On Friday this week the year’s homicide rate jumped to 53, surpassing that of 2011 by one. An unidentified, masked male was discovered in San de Fay and transported to Victoria Hospital. His death was suspected to be linked to a reported robbery on Thursday, November 16, 2017, in which two masked men fled the scene of the crime in Sarrot.
Once again a campaign promise was proving to be the usual hot air. “Has Kenny Anthony made Saint Lucia safer? He has not but we will,” was how Allen Chastanet had put it before his election. As for the 2011 homicide rate, the police and nearly everyone else blamed it on guns in the hands of warring gangs. Again not much has changed: the police recently stated that the most of the homicides were casualties of an on-going gang war.
This week I called on the Minister for Justice and National Security, Hermangild Francis, perchance to learn how the government planned to stop the bloodletting that started in 1998 and led to Operation Restore Peace, followed in 2010 by Operation Restore Confidence (ORC); that, according to opposition leader Kenny Anthony, left dead a number of citizens “deemed to be criminals”, drawing the attention of the US State Department with its subsequent suspension of assistance under the Leahy Law arrangements. As I write, close to seven years after ORC, the suspension remains in place: Saint Lucia is still denied the training and the millions of dollars it once received from the US government.
That being said, most Saint Lucian crime victims, especially relatives and friends of the victims of gun violence, remember that only following the suspicious demise of the citizens “deemed to be criminals” was there was a semblance of peace. And just as in 1998 and 2010, cries are being made for another dose of the medicine that apparently had proved so potent – the fallout notwithstanding.
This week Mr. Francis echoed his police: “All the murders, if you go through them, you’ll see [most] of them are drug-related – gangs fighting gangs. There have been a few domestic incidents but at least 75% of the murders are definitely drug-related.”
He added that drugs were coming from Venezuela. “The people from Barbados at the Regional Security System track the boats and they tell us they are coming. Last year, about 50 came to Saint Lucia; 30 were successful.”
Despite that the minister believes Operation Restore Confidence was “the best thing that happened to Saint Lucia” it is not for him to ask Police Commissioner Severin Monchery to undertake a similar operation in 2017. “It’s up to the commissioner in his deliberations with his men. I can advise him, and tell him to increase his patrols in particular places, but anything more will be up to him.”
The minister’s words reminded me of a pre-IMPACS statement by Kenny Anthony: “The Commissioner of Police is to take ultimate responsibility for the unlawful killings and must be made to account as to why these killings continued unabated . . .” He also publicly read from the IMPACS report that accused the then commissioner of “willful blindness”.
This week Francis admitted to this reporter: “This IMPACS thing is having serious impact on us. His men say to the police commissioner, ‘We want to go and do certain things but if we do that [people will say things].’ There are at least two specialist police officers who are superb at what they do. If it weren’t for one of them who is doing surveillance and intelligence, our homicide rate would by now have been about 70. He has managed to stop several gang wars.”

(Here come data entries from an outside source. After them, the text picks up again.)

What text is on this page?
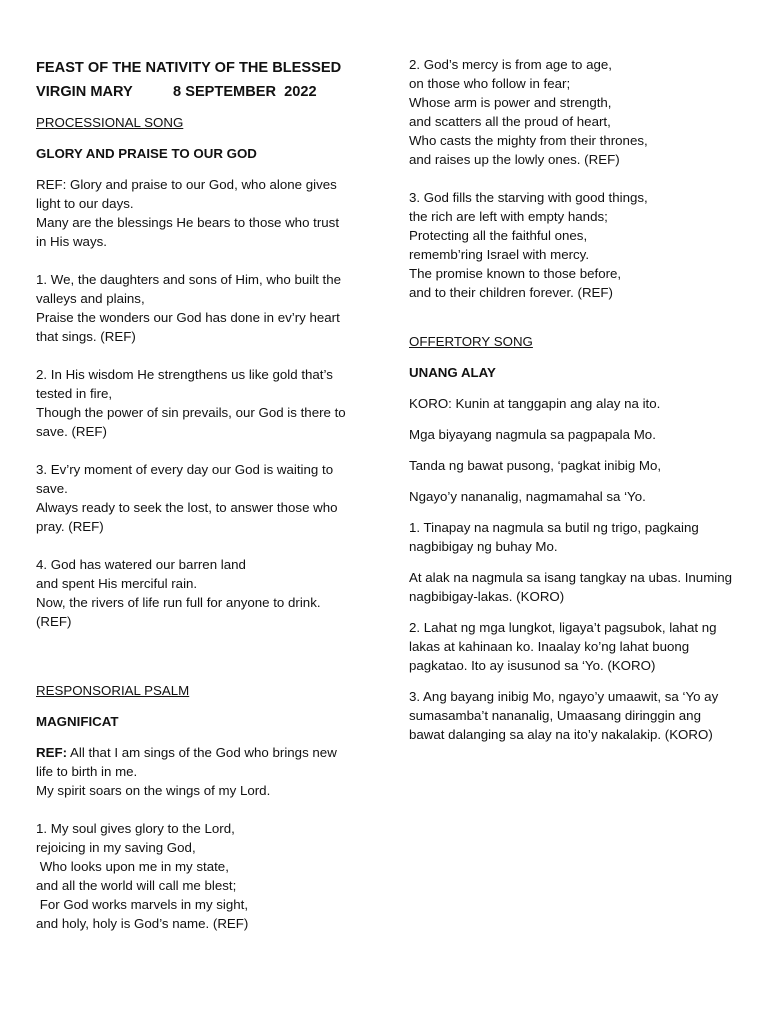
FEAST OF THE NATIVITY OF THE BLESSED

VIRGIN MARY          8 SEPTEMBER  2022

PROCESSIONAL SONG

GLORY AND PRAISE TO OUR GOD

REF: Glory and praise to our God, who alone gives
light to our days.
Many are the blessings He bears to those who trust
in His ways.
1. We, the daughters and sons of Him, who built the
valleys and plains,
Praise the wonders our God has done in ev’ry heart
that sings. (REF)
2. In His wisdom He strengthens us like gold that’s
tested in fire,
Though the power of sin prevails, our God is there to
save. (REF)
3. Ev’ry moment of every day our God is waiting to
save.
Always ready to seek the lost, to answer those who
pray. (REF)
4. God has watered our barren land
and spent His merciful rain.
Now, the rivers of life run full for anyone to drink.
(REF)

RESPONSORIAL PSALM

MAGNIFICAT

REF: All that I am sings of the God who brings new
life to birth in me.
My spirit soars on the wings of my Lord.
1. My soul gives glory to the Lord,
rejoicing in my saving God,
Who looks upon me in my state,
and all the world will call me blest;
For God works marvels in my sight,
and holy, holy is God’s name. (REF)
2. God’s mercy is from age to age,
on those who follow in fear;
Whose arm is power and strength,
and scatters all the proud of heart,
Who casts the mighty from their thrones,
and raises up the lowly ones. (REF)
3. God fills the starving with good things,
the rich are left with empty hands;
Protecting all the faithful ones,
rememb’ring Israel with mercy.
The promise known to those before,
and to their children forever. (REF)

OFFERTORY SONG

UNANG ALAY

KORO: Kunin at tanggapin ang alay na ito.

Mga biyayang nagmula sa pagpapala Mo.

Tanda ng bawat pusong, ‘pagkat inibig Mo,

Ngayo’y nananalig, nagmamahal sa ‘Yo.

1. Tinapay na nagmula sa butil ng trigo, pagkaing
nagbibigay ng buhay Mo.
At alak na nagmula sa isang tangkay na ubas. Inuming
nagbibigay-lakas. (KORO)
2. Lahat ng mga lungkot, ligaya’t pagsubok, lahat ng
lakas at kahinaan ko. Inaalay ko’ng lahat buong
pagkatao. Ito ay isusunod sa ‘Yo. (KORO)
3. Ang bayang inibig Mo, ngayo’y umaawit, sa ‘Yo ay
sumasamba’t nananalig, Umaasang diringgin ang
bawat dalanging sa alay na ito’y nakalakip. (KORO)
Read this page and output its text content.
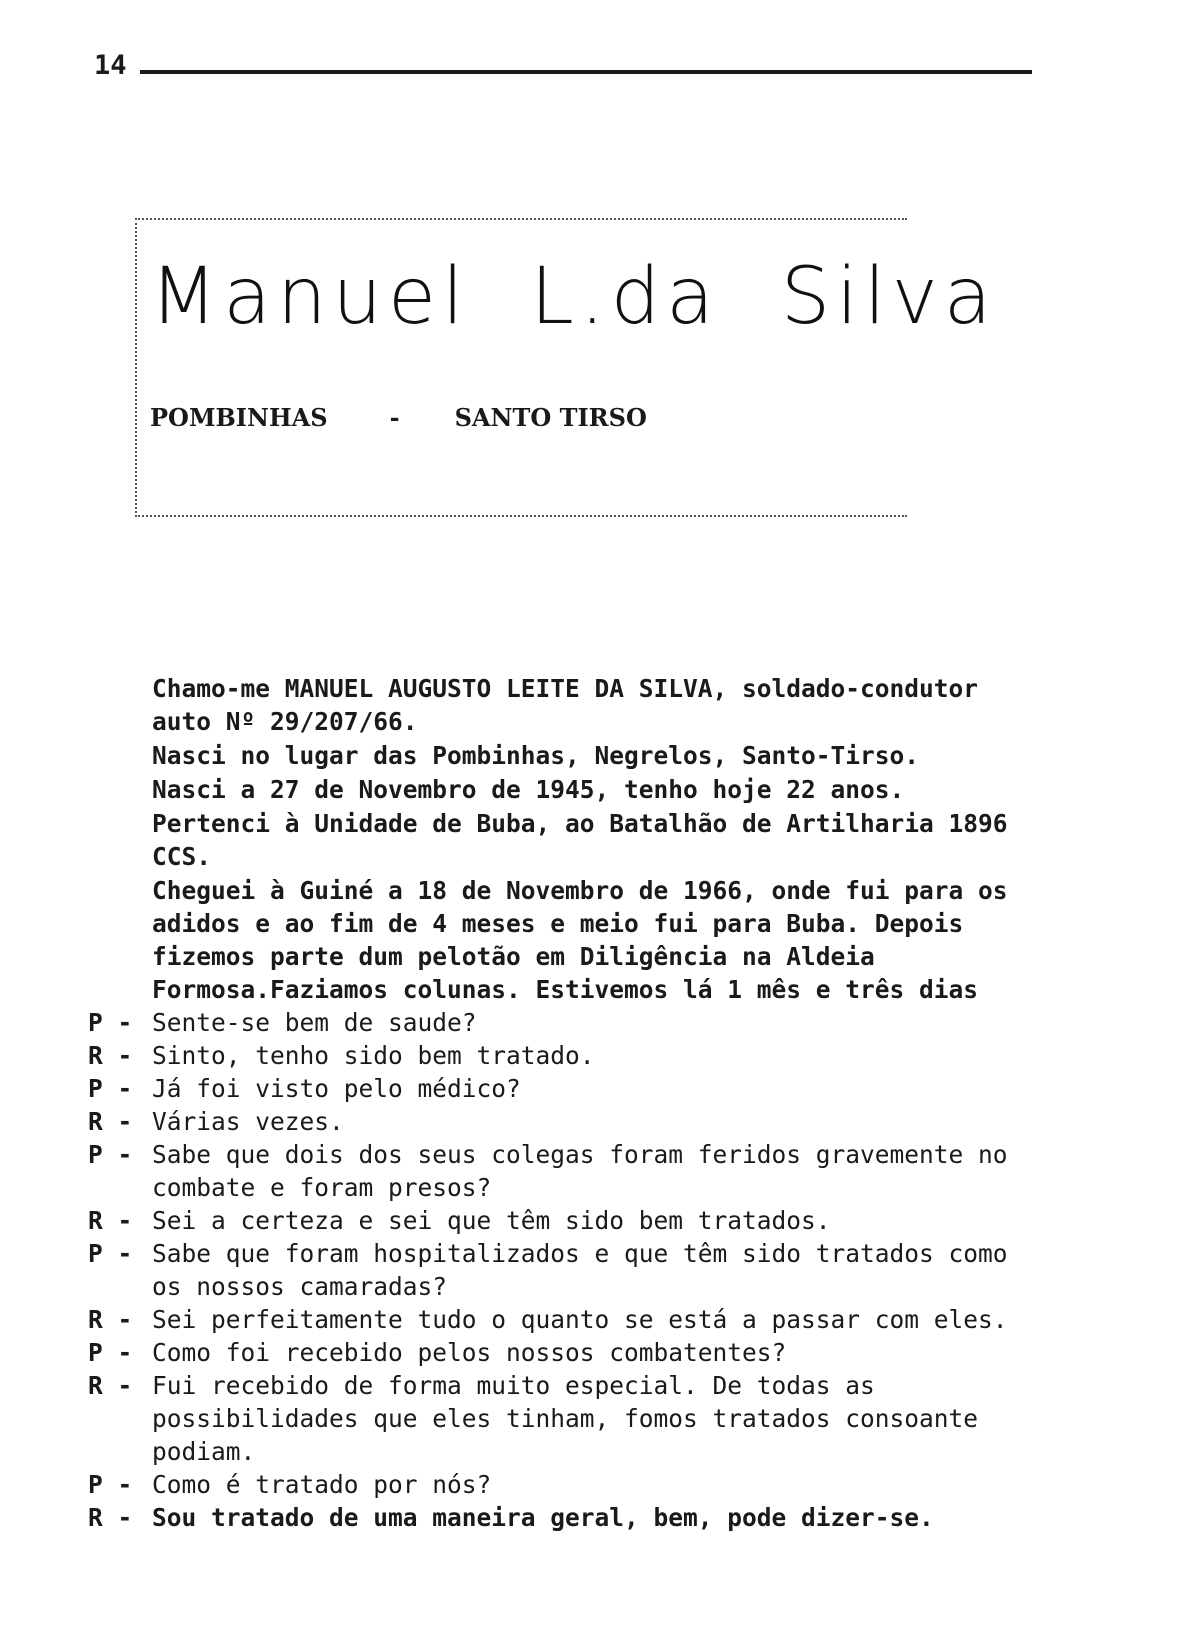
14
Manuel L.da Silva
POMBINHAS	- SANTO TIRSO

Chamo-me MANUEL AUGUSTO LEITE DA SILVA, soldado-condutor auto Nº 29/207/66.

Nasci no lugar das Pombinhas, Negrelos, Santo-Tirso.

Nasci a 27 de Novembro de 1945, tenho hoje 22 anos.

Pertenci à Unidade de Buba, ao Batalhão de Artilharia 1896 CCS.

Cheguei à Guiné a 18 de Novembro de 1966, onde fui para os adidos e ao fim de 4 meses e meio fui para Buba. Depois fizemos parte dum pelotão em Diligência na Aldeia Formosa.Faziamos colunas. Estivemos lá 1 mês e três dias

P - Sente-se bem de saude?
R - Sinto, tenho sido bem tratado.
P - Já foi visto pelo médico?
R - Várias vezes.
P - Sabe que dois dos seus colegas foram feridos gravemente no combate e foram presos?
R - Sei a certeza e sei que têm sido bem tratados.
P - Sabe que foram hospitalizados e que têm sido tratados como os nossos camaradas?
R - Sei perfeitamente tudo o quanto se está a passar com eles.
P - Como foi recebido pelos nossos combatentes?
R - Fui recebido de forma muito especial. De todas as possibilidades que eles tinham, fomos tratados consoante podiam.
P - Como é tratado por nós?
R - Sou tratado de uma maneira geral, bem, pode dizer-se.
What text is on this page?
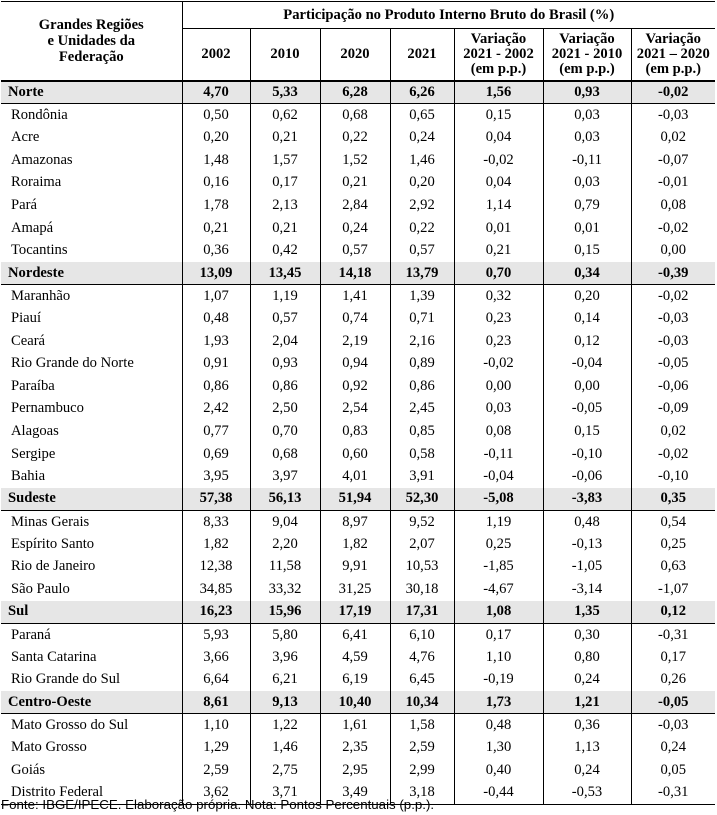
Grandes Regiões
e Unidades da
Federação	Participação no Produto Interno Bruto do Brasil (%)						
	2002	2010	2020	2021	Variação
2021 - 2002
(em p.p.)	Variação
2021 - 2010
(em p.p.)	Variação
2021 – 2020
(em p.p.)
Norte	4,70	5,33	6,28	6,26	1,56	0,93	-0,02
Rondônia	0,50	0,62	0,68	0,65	0,15	0,03	-0,03
Acre	0,20	0,21	0,22	0,24	0,04	0,03	0,02
Amazonas	1,48	1,57	1,52	1,46	-0,02	-0,11	-0,07
Roraima	0,16	0,17	0,21	0,20	0,04	0,03	-0,01
Pará	1,78	2,13	2,84	2,92	1,14	0,79	0,08
Amapá	0,21	0,21	0,24	0,22	0,01	0,01	-0,02
Tocantins	0,36	0,42	0,57	0,57	0,21	0,15	0,00
Nordeste	13,09	13,45	14,18	13,79	0,70	0,34	-0,39
Maranhão	1,07	1,19	1,41	1,39	0,32	0,20	-0,02
Piauí	0,48	0,57	0,74	0,71	0,23	0,14	-0,03
Ceará	1,93	2,04	2,19	2,16	0,23	0,12	-0,03
Rio Grande do Norte	0,91	0,93	0,94	0,89	-0,02	-0,04	-0,05
Paraíba	0,86	0,86	0,92	0,86	0,00	0,00	-0,06
Pernambuco	2,42	2,50	2,54	2,45	0,03	-0,05	-0,09
Alagoas	0,77	0,70	0,83	0,85	0,08	0,15	0,02
Sergipe	0,69	0,68	0,60	0,58	-0,11	-0,10	-0,02
Bahia	3,95	3,97	4,01	3,91	-0,04	-0,06	-0,10
Sudeste	57,38	56,13	51,94	52,30	-5,08	-3,83	0,35
Minas Gerais	8,33	9,04	8,97	9,52	1,19	0,48	0,54
Espírito Santo	1,82	2,20	1,82	2,07	0,25	-0,13	0,25
Rio de Janeiro	12,38	11,58	9,91	10,53	-1,85	-1,05	0,63
São Paulo	34,85	33,32	31,25	30,18	-4,67	-3,14	-1,07
Sul	16,23	15,96	17,19	17,31	1,08	1,35	0,12
Paraná	5,93	5,80	6,41	6,10	0,17	0,30	-0,31
Santa Catarina	3,66	3,96	4,59	4,76	1,10	0,80	0,17
Rio Grande do Sul	6,64	6,21	6,19	6,45	-0,19	0,24	0,26
Centro-Oeste	8,61	9,13	10,40	10,34	1,73	1,21	-0,05
Mato Grosso do Sul	1,10	1,22	1,61	1,58	0,48	0,36	-0,03
Mato Grosso	1,29	1,46	2,35	2,59	1,30	1,13	0,24
Goiás	2,59	2,75	2,95	2,99	0,40	0,24	0,05
Distrito Federal	3,62	3,71	3,49	3,18	-0,44	-0,53	-0,31
Fonte: IBGE/IPECE. Elaboração própria. Nota: Pontos Percentuais (p.p.).
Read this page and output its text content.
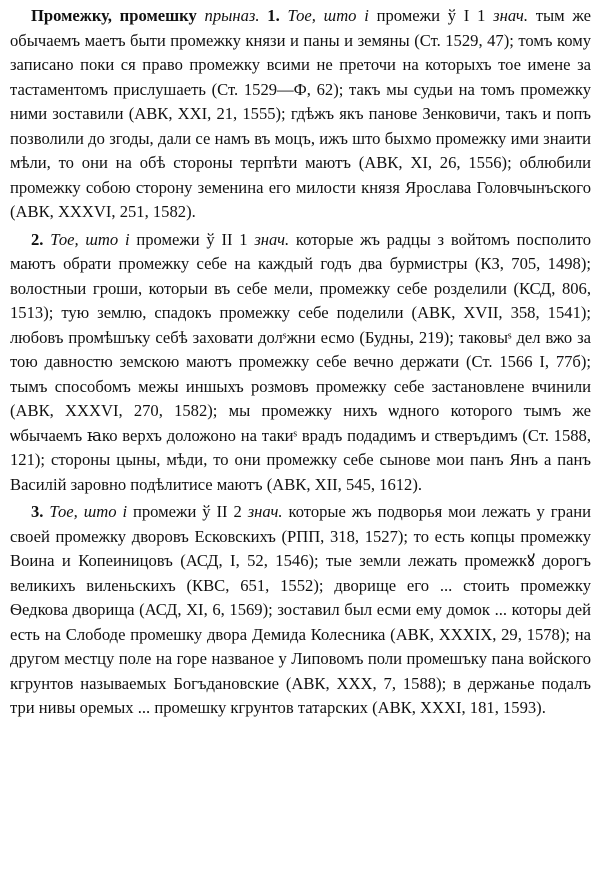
Промежку, промешку прыназ. 1. Тое, што і промежи ў І 1 знач. тым же обычаемъ маетъ быти промежку князи и паны и земяны (Ст. 1529, 47); томъ кому записано поки ся право промежку всими не преточи на которыхъ тое имене за тастаментомъ прислушаеть (Ст. 1529—Ф, 62); такъ мы судьи на томъ промежку ними зоставили (АВК, XXI, 21, 1555); гдѣжъ якъ панове Зенковичи, такъ и попъ позволили до згоды, дали се намъ въ моцъ, ижъ што быхмо промежку ими знаити мѣли, то они на обѣ стороны терпѣти маютъ (АВК, XI, 26, 1556); облюбили промежку собою сторону земенина его милости князя Ярослава Головчынъского (АВК, XXXVI, 251, 1582).

2. Тое, што і промежи ў II 1 знач. которые жъ радцы з войтомъ посполито маютъ обрати промежку себе на каждый годъ два бурмистры (КЗ, 705, 1498); волостныи гроши, которыи въ себе мели, промежку себе розделили (КСД, 806, 1513); тую землю, спадокъ промежку себе поделили (АВК, XVII, 358, 1541); любовъ промѣшъку себѣ заховати долˢжни есмо (Будны, 219); таковыˢ дел вжо за тою давностю земскою маютъ промежку себе вечно держати (Ст. 1566 I, 77б); тымъ способомъ межы иншыхъ розмовъ промежку себе застановлене вчинили (АВК, XXXVI, 270, 1582); мы промежку нихъ ѡдного которого тымъ же ѡбычаемъ ꙗко верхъ доложоно на такиˢ врадъ подадимъ и стверъдимъ (Ст. 1588, 121); стороны цыны, мѣди, то они промежку себе сынове мои панъ Янъ а панъ Василій заровно подѣлитисе маютъ (АВК, XII, 545, 1612).

3. Тое, што і промежи ў II 2 знач. которые жъ подворья мои лежать у грани своей промежку дворовъ Есковскихъ (РПП, 318, 1527); то есть копцы промежку Воина и Копеиницовъ (АСД, I, 52, 1546); тые земли лежать промежкꙋ дорогъ великихъ виленьскихъ (КВС, 651, 1552); дворище его ... стоить промежку Ѳедкова дворища (АСД, XI, 6, 1569); зоставил был есми ему домок ... которы дей есть на Слободе промешку двора Демида Колесника (АВК, XXXIX, 29, 1578); на другом местцу поле на горе названое у Липовомъ поли промешъку пана войского кгрунтов называемых Богъдановские (АВК, XXX, 7, 1588); в держанье подалъ три нивы оремых ... промешку кгрунтов татарских (АВК, XXXI, 181, 1593).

Francis claimed, “There are paid hit men in our midst.” He said that in the early months after his government took office, attempts were made to have the United States lift its suspension of assistance to our police but: “They won’t budge. The US ambassador saw for herself the efforts we’ve made, boosting up the DPP’s office and so on, and she said it was a pity our relationship with the US had been badly affected five years ago by circumstances related to IMPACS and the then government. Saint Lucia has been America’s best ally in the Caribbean. She said straight out that her hands are tied by the Leahy Law that demands a credible prosecution of the IMPACS report initiated by the previous government.”
The minister added that it’s the DPP’s call. If he does not think there is a prosecutable case, the government will have no choice but to support his decision. “It’s our law. In the meantime, however, there are the various ways open to the US government to punish us in the name of human rights. The whole thing has been badly handled and we are doing our best to come to a workable legal solution.”
It’s not all bad news. Mr. Francis claims, “About 60% of the homicides for the year have been dealt with. By December 31 the police force will have seventeen new vehicles.” Meanwhile the marine unit returns to top gear, following some $500,000 of investments in equipment. The city police have also been doing a commendable job protecting visitors to Castries as well as citizens going about their normal business. Mr. Francis says he has put several new related requests before Cabinet for consideration.
Then there’s the crime symposium scheduled for next week. Another is planned for the south of the island at a later date. According to Francis, the plan is to listen to whatever ideas the sixty or so invited stakeholders will propose in the fight against crime. The information will be analysed realistically and then submitted to government for consideration and possible implementation. It seems like we’ve heard that song before, but our safety depends on it!